Re: [Qemu-arm] [Qemu-devel] [PATCH] cadence_gem: fix buffer overflow

[Jason Wang]

On 01/18/2016 05:08 PM, Peter Crosthwaite wrote:
> On Mon, Jan 18, 2016 at 12:12 AM, Jason Wang <address@hidden> wrote:
>>
>> On 01/18/2016 03:04 PM, Peter Crosthwaite wrote:
>>> On Sun, Jan 17, 2016 at 10:50 PM, Jason Wang <address@hidden> wrote:
>>>> On 01/14/2016 05:43 PM, Michael S. Tsirkin wrote:
>>>>> gem_receive copies a packet received from network into an rxbuf[2048]
>>>>> array on stack, with size limited by descriptor length set by guest.  If
>>>>> guest is malicious and specifies a descriptor length that is too large,
>>>>> and should packet size exceed array size, this results in a buffer
>>>>> overflow.
>>>>>
>>>>> Reported-by: 刘令 <address@hidden>
>>>>> Signed-off-by: Michael S. Tsirkin <address@hidden>
>>>>> ---
>>>>>  hw/net/cadence_gem.c | 8 ++++++++
>>>>>  1 file changed, 8 insertions(+)
>>>> Apply to my -net with tweak on commit log (changing receive to transmit
>>>> as noticed).
>>>>
>>> As this is actually an unimplemented feature you should change the
>>> message to a LOG_UNIMP rather than a debug printf.
>>>
>>> Regards,
>>> Peter
>> Thanks for the reminding.

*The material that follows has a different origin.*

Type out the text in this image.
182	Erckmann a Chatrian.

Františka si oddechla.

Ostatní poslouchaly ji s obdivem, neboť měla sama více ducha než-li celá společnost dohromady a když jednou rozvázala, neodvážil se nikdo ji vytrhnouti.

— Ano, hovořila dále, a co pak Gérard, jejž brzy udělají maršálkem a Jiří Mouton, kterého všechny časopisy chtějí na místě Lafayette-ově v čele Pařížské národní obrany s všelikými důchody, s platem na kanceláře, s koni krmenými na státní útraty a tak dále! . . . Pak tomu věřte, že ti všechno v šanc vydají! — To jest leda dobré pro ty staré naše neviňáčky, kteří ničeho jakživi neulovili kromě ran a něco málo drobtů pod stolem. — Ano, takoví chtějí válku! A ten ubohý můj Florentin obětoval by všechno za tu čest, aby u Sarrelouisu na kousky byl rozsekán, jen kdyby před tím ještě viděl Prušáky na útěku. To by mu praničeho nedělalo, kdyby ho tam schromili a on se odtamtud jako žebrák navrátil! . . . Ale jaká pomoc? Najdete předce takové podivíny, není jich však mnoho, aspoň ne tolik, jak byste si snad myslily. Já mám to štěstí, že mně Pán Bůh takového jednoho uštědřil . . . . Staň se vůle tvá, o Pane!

But we need know the whether real device could
>> send packet whose length is greater than 2048. Do you know the link to
>> the manual? (Haven't fond it in cadence page.) A hint is the linux
> Xilinx UG585 has details:
>
> http://www.xilinx.com/support/documentation/user_guides/ug585-Zynq-7000-TRM.pdf
>
> Regards,
> Peter
>
>

Thanks for the pointer.

In section 16.1.5, it said

"Jumbo frames are not supported."

So it was in fact not an unimplemented feature?